In this article, we will discuss how to transcribe and translate speech using the UI interface of the Google Cloud platform. This article differs from the previous one, which focused on live translation. Here, we will learn how to transcribe audio files in the GCP UI interface. The audio file to be transcribed is longer than 1.5 hours, exceeding the 10MB limit of Google Cloud’s online transcription. Therefore, we need to upload the file to Cloud Storage first.
Speech-to-Text UI Interface
After the upload is complete, open the UI interface and create a new configuration by entering the required speech information as shown in Figure 1.
If you select a file that has already been uploaded to Cloud Storage, the system will automatically fill in the speech type, sampling rate, and other information, as shown in Figure 2.
Next, we need to enter the language used in the audio file. For example, English has different dialects such as British English, American English, Hong Kong English, and Singaporean English. We can also choose to add translation for three languages. Users can check the corresponding options according to their needs, such as converting the speaker’s emotions into corresponding expressions or converting the described punctuation into corresponding symbols, as shown in Figure 3.

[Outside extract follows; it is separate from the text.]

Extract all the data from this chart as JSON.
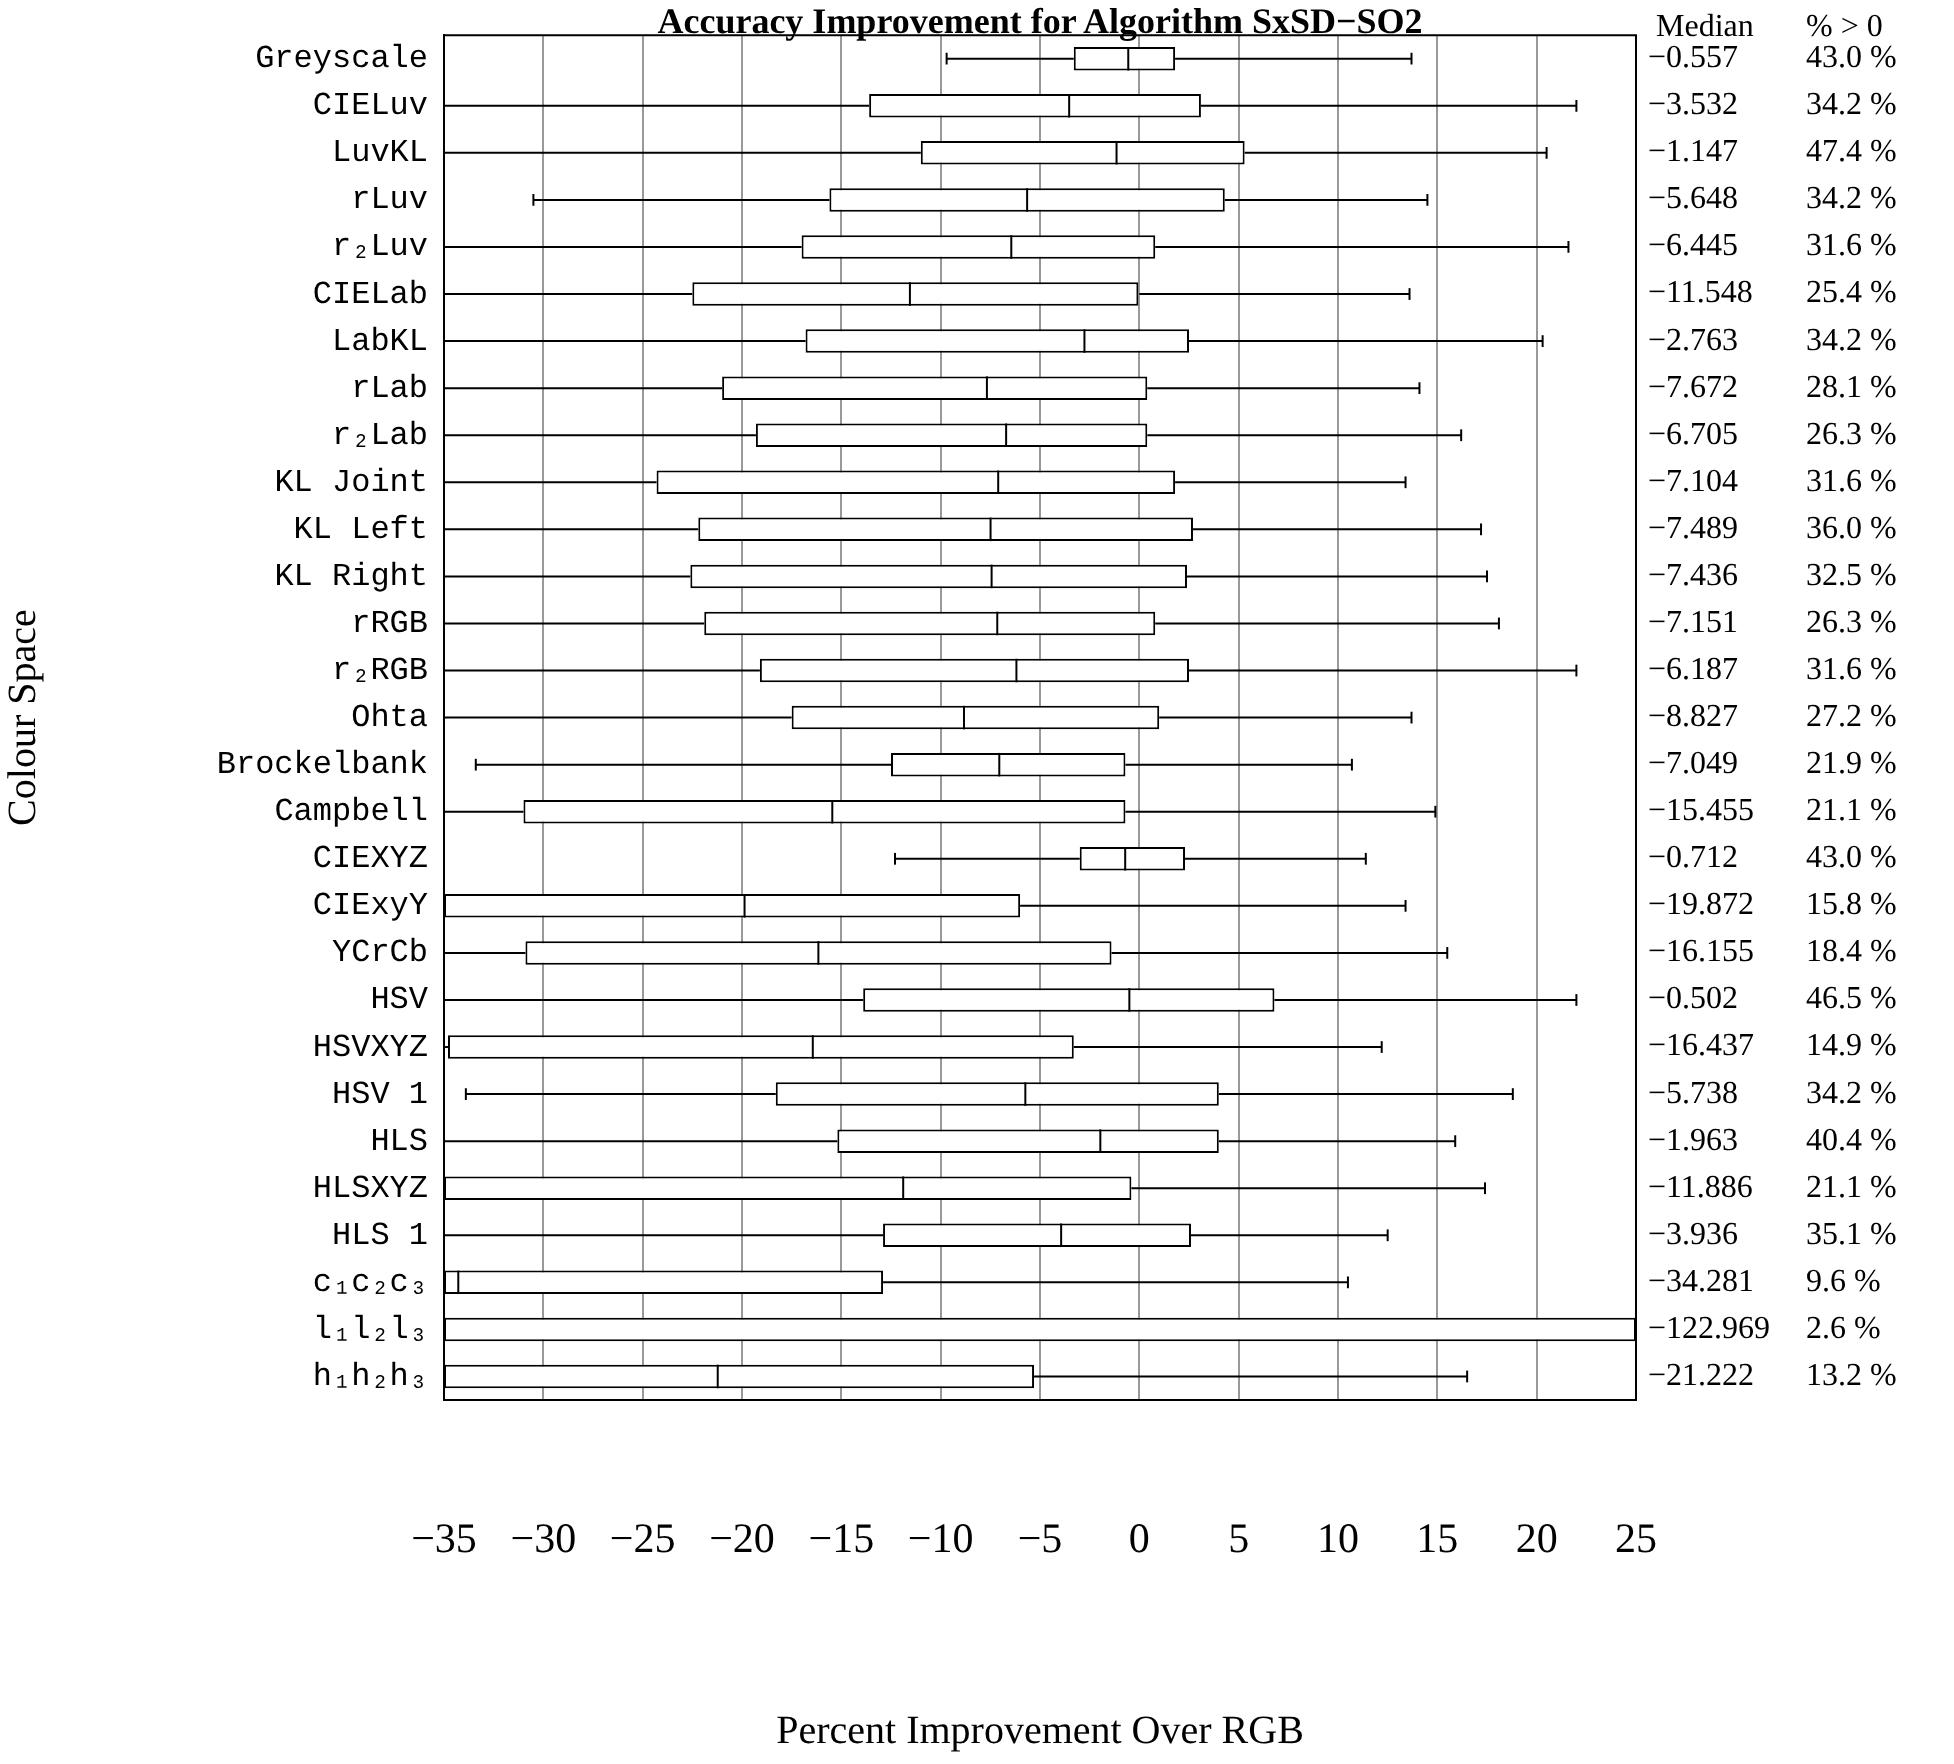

In the next step , check the option to enable the model’s adaptive function according to your needs, and then click the “Submit” button to start processing the file. As shown in Figure 4, the file begins to be processed.

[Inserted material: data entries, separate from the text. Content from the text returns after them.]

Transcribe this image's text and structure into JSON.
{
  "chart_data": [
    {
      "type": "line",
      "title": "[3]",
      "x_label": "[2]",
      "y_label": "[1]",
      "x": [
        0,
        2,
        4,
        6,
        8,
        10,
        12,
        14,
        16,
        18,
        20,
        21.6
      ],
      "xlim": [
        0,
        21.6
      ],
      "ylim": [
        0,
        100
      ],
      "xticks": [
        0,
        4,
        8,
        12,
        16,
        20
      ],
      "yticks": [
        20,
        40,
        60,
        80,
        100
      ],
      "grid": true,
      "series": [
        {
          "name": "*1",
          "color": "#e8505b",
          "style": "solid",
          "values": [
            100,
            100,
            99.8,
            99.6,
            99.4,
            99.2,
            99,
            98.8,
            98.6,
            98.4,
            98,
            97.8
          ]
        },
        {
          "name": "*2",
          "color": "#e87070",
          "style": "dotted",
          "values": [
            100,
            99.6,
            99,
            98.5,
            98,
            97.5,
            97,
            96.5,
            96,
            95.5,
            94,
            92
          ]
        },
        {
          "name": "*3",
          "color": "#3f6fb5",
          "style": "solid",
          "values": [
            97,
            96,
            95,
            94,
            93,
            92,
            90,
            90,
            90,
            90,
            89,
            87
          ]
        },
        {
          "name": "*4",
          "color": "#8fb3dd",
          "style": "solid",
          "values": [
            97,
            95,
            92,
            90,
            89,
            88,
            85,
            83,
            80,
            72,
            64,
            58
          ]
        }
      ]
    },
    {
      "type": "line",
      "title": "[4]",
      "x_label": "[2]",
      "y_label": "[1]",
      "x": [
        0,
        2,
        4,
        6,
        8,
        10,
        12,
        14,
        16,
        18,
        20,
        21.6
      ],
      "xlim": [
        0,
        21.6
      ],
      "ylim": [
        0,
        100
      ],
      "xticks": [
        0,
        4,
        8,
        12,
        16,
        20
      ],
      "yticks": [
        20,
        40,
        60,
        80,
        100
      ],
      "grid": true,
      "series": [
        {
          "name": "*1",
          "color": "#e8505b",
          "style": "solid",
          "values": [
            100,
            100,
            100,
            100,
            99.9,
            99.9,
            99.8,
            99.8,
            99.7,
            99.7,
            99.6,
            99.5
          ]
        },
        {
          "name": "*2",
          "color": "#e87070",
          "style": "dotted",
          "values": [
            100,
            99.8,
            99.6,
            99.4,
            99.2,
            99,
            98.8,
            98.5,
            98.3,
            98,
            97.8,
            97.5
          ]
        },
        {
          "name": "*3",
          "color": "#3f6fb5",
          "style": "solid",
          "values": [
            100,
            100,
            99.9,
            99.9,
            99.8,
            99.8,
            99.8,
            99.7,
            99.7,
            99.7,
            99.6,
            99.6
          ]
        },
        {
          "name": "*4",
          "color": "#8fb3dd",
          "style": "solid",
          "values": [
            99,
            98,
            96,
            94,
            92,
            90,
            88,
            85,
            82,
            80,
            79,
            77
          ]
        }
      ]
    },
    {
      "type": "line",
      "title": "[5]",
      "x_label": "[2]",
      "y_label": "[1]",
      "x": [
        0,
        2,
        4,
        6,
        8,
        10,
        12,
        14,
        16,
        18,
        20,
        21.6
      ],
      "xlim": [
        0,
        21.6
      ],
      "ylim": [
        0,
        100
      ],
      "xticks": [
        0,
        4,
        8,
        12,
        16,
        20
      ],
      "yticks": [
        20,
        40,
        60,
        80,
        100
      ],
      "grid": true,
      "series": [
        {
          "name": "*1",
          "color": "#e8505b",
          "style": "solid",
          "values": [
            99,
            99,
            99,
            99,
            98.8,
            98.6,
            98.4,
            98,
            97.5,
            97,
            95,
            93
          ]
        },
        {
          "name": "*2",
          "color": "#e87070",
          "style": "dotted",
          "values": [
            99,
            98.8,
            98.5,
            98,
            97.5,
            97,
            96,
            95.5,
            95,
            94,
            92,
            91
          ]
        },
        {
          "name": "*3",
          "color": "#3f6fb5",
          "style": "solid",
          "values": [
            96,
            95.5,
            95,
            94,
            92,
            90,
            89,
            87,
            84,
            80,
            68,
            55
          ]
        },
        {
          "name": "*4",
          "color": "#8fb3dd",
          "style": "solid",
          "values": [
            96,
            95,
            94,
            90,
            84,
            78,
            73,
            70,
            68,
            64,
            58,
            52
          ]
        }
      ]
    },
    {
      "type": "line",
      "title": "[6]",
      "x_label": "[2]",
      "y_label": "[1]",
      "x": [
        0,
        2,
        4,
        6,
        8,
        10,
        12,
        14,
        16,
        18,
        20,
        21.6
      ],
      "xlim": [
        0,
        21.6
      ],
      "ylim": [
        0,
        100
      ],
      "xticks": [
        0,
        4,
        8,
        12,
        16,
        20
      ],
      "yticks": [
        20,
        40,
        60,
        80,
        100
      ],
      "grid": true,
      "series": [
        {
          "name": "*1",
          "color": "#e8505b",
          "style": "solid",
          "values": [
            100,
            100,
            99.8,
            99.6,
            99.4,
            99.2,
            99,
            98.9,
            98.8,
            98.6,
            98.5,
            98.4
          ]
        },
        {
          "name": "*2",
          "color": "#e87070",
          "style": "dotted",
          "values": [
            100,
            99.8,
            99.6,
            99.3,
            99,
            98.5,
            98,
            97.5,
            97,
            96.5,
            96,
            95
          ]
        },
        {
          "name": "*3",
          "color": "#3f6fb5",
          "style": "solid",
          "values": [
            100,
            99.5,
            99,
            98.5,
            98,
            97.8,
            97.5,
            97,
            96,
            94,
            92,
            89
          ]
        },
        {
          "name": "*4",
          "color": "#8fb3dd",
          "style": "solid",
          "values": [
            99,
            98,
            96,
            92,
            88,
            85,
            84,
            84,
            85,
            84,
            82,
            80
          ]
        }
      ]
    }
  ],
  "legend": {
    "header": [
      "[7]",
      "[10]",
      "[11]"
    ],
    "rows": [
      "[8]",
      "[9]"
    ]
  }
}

When the file processing is complete, a green checkmark will appear on the left side of the file. Click on the green checkmark to download the transcript. You can choose the file format you want to download, including CSV or TXT files, as shown in Figure 5.

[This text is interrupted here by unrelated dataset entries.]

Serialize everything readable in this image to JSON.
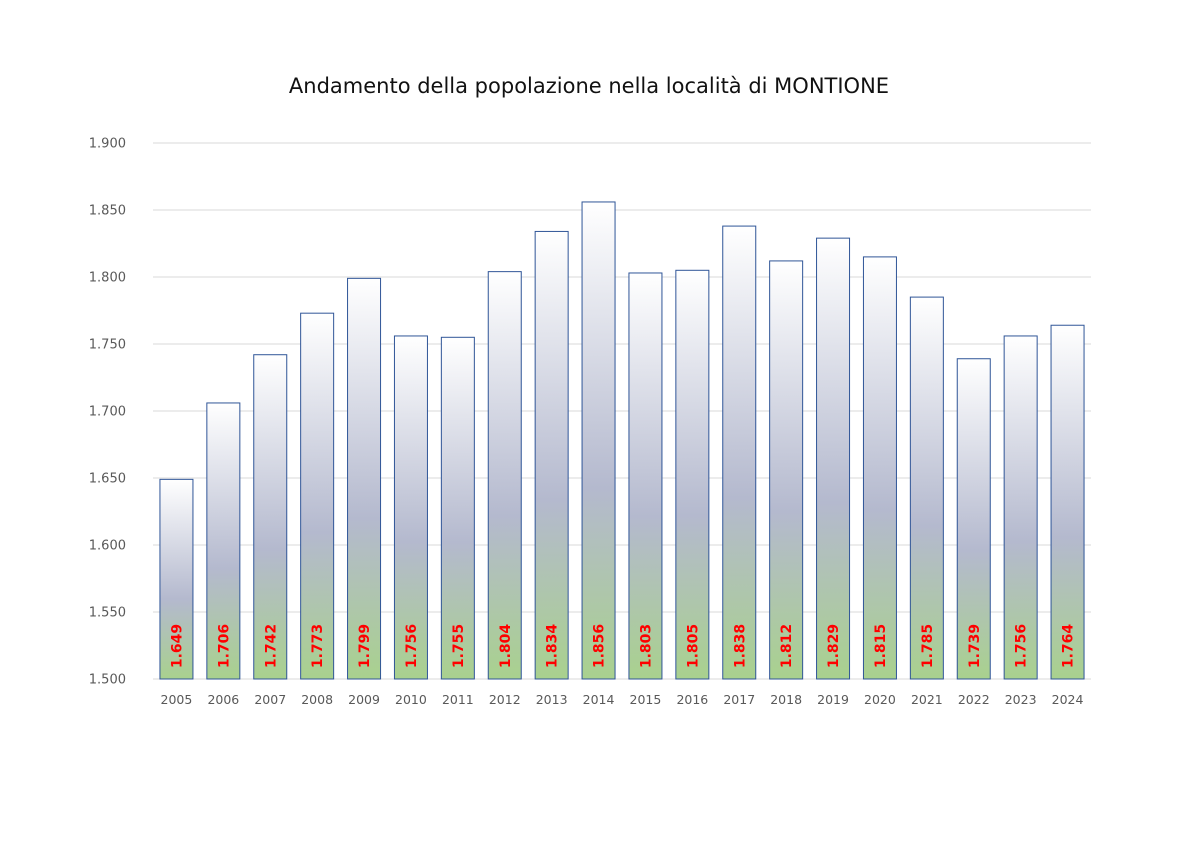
{
  "chart_data": {
    "type": "bar",
    "title": "Andamento della popolazione nella località di MONTIONE",
    "xlabel": "",
    "ylabel": "",
    "categories": [
      "2005",
      "2006",
      "2007",
      "2008",
      "2009",
      "2010",
      "2011",
      "2012",
      "2013",
      "2014",
      "2015",
      "2016",
      "2017",
      "2018",
      "2019",
      "2020",
      "2021",
      "2022",
      "2023",
      "2024"
    ],
    "values": [
      1649,
      1706,
      1742,
      1773,
      1799,
      1756,
      1755,
      1804,
      1834,
      1856,
      1803,
      1805,
      1838,
      1812,
      1829,
      1815,
      1785,
      1739,
      1756,
      1764
    ],
    "data_labels": [
      "1.649",
      "1.706",
      "1.742",
      "1.773",
      "1.799",
      "1.756",
      "1.755",
      "1.804",
      "1.834",
      "1.856",
      "1.803",
      "1.805",
      "1.838",
      "1.812",
      "1.829",
      "1.815",
      "1.785",
      "1.739",
      "1.756",
      "1.764"
    ],
    "ylim": [
      1500,
      1900
    ],
    "yticks": [
      1500,
      1550,
      1600,
      1650,
      1700,
      1750,
      1800,
      1850,
      1900
    ],
    "ytick_labels": [
      "1.500",
      "1.550",
      "1.600",
      "1.650",
      "1.700",
      "1.750",
      "1.800",
      "1.850",
      "1.900"
    ],
    "grid": true,
    "legend": "none",
    "colors": {
      "bar_fill_top": "#ffffff",
      "bar_fill_mid": "#b4b9ce",
      "bar_fill_bottom": "#a9d18e",
      "bar_border": "#2f5597",
      "data_label": "#ff0000",
      "gridline": "#d9d9d9"
    }
  }
}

Now, we have successfully converted the speech file into a text file. Then, we need to translate it. The method used in this article is to directly download the JSON file from Cloud Storage, as shown in Figure 6. Then, we use Python to connect to the translation API for translation.
Translation API
We have used the new_speech.json file, which is a speech-to-text file downloaded from Cloud Storage. The following code shows how we use the API to translate English to the target language zh-TW, using a Neural Machine Translation (NMT) model, and save the result as a txt file. If you download the generated transcript file directly, you can choose settings such as whether to include timestamps and file type. Compared to downloading the JSON file and connecting to the API for translation, downloading the transcript file directly can more directly obtain the desired file content and type.
Summary
In summary, this article introduces how to use the UI interface of the Google Cloud platform for speech-to-text and translation. By uploading files to Cloud Storage and using the UI interface to create settings and fill in the required speech information and language options, the resulting transcription file can be downloaded as a CSV or TXT file. Next, using Python to connect to the translation API can translate the transcription file. If you need to directly obtain the desired file content and type, you can choose to download the transcript file. Through these steps, users can quickly and effectively perform speech-to-text and translation, and can perform more customized settings according to their own needs.